The prisoners were able to jam the electronic doors when the floor detention officer left the pod to get toilet paper for an inmate, Szudera said. An extra detention officer stationed in the control room should help prevent similar incidents, he said, though he acknowledged that most of the options available to detention staff are reactive.
"There's nothing proactive you can do. How are you going to stop a person playing cards from walking over and stuffing the cards in the door?" he said. "The solution to that is more staffing to stand over their shoulder and watch them 24 hours a day, which is unreasonable," he said.
"People are always going to try to do something, and look for a way to cause some kind of problem in the facility. They don't want to be here in the first place."
When prisoners violate detention center rules, they are punished by losing privileges, Szudera said. That may mean being placed in lockdown, not receiving commissary privileges, losing visitation privileges, or having items confiscated by detention staff, he added.
"We took care of the door situation ourselves. When they use that stuff to jam them, we take that stuff away from them. We take what they use to disrupt the safe and efficient operation of the Hill County Detention Center, and if those items are a privilege, we remove that privilege."
One inmate recently spent four days in lockdown after he locked a detention officer in a cell, jail administrator Ric Munfrada said Tuesday.
The detention officer had been going from cell to cell, looking for a food tray that had not been returned by an inmate, when the prisoner closed and locked the cell door, Munfrada said.
To ensure that incidents like the June 3 disturbance are dealt with quickly and safely, the jail will create a special eight-person team, Szudera said. The eight will be selected from 12 detention center staffers who received training from the Missoula County Detention Facility's Disturbance Response Team, he added.
Last week Missoula's DRT was in Havre to train Hill County detention officers in cell extraction techniques and to demonstrate the use of nonlethal weapons.

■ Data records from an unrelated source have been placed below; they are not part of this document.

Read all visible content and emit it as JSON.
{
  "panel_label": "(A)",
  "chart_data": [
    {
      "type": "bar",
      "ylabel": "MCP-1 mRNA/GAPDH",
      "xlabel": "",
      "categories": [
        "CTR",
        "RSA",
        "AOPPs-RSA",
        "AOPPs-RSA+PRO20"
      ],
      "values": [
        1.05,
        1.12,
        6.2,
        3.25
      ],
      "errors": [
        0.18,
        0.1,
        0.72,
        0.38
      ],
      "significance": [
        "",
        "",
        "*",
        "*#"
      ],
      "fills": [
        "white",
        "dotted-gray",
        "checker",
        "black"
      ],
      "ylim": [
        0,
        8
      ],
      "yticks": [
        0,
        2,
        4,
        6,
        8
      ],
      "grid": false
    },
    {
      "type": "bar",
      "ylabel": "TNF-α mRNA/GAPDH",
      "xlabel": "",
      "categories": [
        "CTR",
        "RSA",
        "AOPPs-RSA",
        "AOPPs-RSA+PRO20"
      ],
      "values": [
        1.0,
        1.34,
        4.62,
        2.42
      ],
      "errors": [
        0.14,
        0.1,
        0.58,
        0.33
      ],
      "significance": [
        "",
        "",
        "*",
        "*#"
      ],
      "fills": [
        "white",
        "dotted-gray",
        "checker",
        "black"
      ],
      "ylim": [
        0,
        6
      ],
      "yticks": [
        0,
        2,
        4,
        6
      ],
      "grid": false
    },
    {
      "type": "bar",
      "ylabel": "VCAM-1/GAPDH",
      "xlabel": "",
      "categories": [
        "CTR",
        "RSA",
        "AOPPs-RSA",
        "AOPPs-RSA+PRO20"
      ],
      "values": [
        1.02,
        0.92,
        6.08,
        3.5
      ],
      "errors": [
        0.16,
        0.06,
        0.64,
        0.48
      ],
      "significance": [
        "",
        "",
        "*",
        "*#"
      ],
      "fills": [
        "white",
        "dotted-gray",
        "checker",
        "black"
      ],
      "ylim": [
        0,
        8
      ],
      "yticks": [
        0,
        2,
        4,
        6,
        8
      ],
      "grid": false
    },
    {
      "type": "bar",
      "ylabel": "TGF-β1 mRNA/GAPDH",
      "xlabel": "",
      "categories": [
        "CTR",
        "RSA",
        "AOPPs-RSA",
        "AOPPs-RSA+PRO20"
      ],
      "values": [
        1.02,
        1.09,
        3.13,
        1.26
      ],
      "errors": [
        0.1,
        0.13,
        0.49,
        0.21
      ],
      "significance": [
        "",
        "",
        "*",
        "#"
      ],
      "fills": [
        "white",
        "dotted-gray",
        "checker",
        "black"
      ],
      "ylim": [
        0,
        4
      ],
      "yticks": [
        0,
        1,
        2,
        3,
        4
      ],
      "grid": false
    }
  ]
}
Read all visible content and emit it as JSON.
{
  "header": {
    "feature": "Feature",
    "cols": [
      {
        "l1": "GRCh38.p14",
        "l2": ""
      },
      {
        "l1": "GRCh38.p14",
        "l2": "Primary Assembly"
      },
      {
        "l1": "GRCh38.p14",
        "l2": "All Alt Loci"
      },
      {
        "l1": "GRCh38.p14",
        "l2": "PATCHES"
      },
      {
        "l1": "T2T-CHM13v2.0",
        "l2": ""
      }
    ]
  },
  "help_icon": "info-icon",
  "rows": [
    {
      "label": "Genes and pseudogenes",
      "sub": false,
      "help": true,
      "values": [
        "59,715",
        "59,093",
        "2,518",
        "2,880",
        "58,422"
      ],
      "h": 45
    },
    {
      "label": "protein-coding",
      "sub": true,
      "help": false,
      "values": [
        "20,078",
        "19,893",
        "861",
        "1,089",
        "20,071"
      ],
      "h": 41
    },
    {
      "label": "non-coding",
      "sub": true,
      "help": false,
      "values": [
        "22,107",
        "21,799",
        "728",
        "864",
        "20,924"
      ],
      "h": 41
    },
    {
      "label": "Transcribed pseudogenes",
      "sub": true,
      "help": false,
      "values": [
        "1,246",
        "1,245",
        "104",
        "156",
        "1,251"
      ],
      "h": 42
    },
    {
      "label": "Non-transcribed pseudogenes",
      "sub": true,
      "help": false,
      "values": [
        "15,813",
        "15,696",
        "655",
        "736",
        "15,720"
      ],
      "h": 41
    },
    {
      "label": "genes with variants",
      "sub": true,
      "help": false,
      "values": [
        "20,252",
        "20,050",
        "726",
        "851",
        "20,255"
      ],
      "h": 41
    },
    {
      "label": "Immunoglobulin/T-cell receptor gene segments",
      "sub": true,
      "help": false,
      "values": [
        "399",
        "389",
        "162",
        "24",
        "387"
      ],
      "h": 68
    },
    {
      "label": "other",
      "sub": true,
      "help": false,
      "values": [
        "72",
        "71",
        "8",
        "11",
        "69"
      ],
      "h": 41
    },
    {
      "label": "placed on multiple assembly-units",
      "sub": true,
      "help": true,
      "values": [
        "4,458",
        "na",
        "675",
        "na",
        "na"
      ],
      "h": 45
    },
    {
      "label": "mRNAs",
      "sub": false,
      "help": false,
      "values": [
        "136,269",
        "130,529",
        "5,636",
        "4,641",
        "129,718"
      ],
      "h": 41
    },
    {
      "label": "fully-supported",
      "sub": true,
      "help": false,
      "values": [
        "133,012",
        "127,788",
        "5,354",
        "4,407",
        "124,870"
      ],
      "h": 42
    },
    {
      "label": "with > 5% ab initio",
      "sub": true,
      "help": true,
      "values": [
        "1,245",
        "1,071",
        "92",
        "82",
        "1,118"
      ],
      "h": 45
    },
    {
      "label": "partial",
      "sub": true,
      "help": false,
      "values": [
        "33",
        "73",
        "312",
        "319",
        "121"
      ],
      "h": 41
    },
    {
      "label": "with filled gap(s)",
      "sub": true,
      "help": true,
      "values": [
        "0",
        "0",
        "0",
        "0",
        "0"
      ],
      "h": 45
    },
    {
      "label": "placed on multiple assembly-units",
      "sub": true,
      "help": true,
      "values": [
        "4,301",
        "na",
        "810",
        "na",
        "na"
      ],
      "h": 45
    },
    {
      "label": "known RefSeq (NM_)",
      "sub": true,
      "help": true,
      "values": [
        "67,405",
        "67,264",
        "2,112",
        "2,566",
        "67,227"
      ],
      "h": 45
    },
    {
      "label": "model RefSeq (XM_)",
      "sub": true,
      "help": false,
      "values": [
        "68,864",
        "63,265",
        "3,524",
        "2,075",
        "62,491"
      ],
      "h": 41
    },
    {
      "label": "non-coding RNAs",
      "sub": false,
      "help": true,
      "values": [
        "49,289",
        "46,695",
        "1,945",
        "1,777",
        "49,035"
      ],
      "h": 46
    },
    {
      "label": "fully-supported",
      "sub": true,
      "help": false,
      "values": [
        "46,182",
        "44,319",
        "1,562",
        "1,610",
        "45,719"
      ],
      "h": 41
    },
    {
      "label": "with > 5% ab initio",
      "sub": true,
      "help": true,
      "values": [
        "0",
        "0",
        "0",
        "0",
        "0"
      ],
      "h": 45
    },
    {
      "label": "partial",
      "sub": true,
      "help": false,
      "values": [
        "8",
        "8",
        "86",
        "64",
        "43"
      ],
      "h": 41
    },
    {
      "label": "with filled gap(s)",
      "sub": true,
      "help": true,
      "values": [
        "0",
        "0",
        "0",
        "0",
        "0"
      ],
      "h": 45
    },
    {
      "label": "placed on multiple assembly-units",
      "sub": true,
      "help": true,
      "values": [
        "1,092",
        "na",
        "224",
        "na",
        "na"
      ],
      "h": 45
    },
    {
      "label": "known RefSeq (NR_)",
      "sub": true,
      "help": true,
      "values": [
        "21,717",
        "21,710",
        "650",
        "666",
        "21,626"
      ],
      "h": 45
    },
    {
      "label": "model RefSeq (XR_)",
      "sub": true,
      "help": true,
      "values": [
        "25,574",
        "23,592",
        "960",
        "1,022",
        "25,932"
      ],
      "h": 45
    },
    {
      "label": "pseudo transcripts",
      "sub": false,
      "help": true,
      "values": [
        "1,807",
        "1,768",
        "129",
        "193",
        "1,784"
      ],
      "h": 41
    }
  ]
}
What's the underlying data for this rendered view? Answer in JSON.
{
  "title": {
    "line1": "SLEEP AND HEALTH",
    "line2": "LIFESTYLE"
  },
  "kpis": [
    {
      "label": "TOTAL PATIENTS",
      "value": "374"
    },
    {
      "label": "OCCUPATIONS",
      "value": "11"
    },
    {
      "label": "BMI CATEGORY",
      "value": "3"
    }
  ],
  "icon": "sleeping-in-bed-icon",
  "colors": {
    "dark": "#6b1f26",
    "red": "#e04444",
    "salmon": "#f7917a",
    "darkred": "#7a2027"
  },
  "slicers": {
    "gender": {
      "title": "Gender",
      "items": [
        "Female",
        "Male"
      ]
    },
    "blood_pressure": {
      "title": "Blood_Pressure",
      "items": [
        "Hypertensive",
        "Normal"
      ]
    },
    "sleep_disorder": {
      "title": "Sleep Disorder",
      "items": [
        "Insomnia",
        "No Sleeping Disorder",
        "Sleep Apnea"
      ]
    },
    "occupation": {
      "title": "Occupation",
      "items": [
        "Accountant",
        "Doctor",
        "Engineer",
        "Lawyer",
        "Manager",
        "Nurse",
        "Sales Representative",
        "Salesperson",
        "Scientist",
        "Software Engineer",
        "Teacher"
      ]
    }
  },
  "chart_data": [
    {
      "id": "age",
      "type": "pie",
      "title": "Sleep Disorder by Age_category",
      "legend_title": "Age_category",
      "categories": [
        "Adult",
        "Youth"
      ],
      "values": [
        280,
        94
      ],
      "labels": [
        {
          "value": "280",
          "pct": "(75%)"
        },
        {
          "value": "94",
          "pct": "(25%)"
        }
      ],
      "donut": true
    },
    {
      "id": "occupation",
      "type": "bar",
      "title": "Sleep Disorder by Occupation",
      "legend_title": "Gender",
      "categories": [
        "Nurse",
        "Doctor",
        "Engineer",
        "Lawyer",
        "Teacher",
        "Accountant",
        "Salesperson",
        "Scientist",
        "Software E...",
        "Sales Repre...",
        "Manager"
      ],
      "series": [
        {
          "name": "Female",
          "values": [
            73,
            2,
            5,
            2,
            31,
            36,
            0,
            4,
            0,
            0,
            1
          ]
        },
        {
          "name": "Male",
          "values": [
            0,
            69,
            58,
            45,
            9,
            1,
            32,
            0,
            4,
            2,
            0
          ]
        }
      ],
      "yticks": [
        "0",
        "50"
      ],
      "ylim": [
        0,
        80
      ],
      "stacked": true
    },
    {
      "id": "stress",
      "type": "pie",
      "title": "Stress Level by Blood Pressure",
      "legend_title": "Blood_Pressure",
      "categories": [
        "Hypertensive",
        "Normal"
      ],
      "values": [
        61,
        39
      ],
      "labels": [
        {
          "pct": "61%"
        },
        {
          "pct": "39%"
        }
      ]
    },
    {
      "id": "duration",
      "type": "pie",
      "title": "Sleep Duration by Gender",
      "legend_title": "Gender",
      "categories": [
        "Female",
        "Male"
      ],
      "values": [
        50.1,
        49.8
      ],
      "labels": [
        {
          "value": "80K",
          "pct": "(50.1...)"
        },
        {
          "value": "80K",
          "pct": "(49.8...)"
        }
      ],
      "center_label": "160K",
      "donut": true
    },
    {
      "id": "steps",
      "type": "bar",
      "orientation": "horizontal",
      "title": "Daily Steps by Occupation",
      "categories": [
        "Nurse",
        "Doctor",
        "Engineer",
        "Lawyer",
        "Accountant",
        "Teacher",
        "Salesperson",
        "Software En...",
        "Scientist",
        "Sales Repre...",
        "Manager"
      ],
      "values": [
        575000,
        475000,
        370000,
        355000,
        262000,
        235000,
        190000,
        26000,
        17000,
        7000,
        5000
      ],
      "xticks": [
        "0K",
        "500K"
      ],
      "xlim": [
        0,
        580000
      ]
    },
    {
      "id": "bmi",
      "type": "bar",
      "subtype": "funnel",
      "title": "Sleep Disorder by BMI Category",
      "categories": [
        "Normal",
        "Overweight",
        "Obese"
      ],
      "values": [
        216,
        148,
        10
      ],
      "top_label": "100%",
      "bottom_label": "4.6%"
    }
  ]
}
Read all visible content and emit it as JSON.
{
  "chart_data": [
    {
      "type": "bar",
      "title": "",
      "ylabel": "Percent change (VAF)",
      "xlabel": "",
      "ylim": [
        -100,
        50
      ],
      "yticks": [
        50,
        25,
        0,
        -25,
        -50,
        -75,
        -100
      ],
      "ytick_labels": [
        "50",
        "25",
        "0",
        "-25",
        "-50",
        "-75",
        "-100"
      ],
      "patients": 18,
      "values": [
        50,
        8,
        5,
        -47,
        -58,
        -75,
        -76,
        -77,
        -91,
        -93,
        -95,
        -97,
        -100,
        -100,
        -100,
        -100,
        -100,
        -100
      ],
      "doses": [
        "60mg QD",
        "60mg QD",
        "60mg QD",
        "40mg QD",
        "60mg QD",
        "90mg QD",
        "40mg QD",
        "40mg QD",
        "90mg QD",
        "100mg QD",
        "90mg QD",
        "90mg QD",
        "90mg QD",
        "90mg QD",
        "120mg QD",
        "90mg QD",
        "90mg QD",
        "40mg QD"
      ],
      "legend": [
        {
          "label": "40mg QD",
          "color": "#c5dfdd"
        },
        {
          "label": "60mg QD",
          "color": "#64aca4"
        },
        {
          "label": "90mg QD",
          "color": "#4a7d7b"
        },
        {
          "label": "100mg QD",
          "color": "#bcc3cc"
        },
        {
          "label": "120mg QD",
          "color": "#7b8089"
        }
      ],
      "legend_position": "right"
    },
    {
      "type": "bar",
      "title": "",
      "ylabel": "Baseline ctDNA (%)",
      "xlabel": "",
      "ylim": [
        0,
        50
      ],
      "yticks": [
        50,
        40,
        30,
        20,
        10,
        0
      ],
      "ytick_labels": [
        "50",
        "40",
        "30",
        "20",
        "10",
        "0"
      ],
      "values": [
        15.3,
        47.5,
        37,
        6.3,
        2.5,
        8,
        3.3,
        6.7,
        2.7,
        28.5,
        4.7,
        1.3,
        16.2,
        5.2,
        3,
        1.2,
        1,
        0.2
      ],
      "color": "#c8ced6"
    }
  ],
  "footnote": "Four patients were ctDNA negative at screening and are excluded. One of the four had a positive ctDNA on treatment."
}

"The DRT did an outstanding job for us, and getting some of our people trained in that line of work. Consequently, we are changing some of our daily routines based on the training we received," Szudera said.
The Sheriff's Office plans to purchase some nonlethal weapons systems to use in the detention center, Szudera added.
"We're going to implement our own disturbance response team, so that if we do have incidents like we had in June, the response team will handle that," Szudera said.
The cost of additional training and the purchase of nonlethal weapons systems will likely cost between $5,000 to $10,000, he said.
"I'm going to have to tighten belts and cut some areas to make this happen. I'm not asking for any more money. I'm working with what I have to work with," he said.
Szudera said strong reinforcement of detention center rules will help ensure that prisoners behave. All prisoners are given a copy of the jail's rules regarding prisoner conduct, and the new video system will help those prisoners who are illiterate, he added.
"Any time of day when the TVs are on, a detention officer can put in a video with the rules on it, so that if there is a person with a problem reading and writing, they can have the rules read to them," Szudera said.
The system could also be used to show educational films, such as ones about disease transmission, he added.
The Sheriff's Office is also taking action to ensure that those inmates who need prescription medication are given the proper medicines, following a report that medications for two inmates were switched, Szudera said.
The sheriff said the May incident is the only instance he knows of in which prisoners were given the wrong medications. Szudera said it appears the mistake was a "human error on the part of the detention officer," but said that it's "still questionable."
"We don't know if the two inmates switched the medication themselves," he said.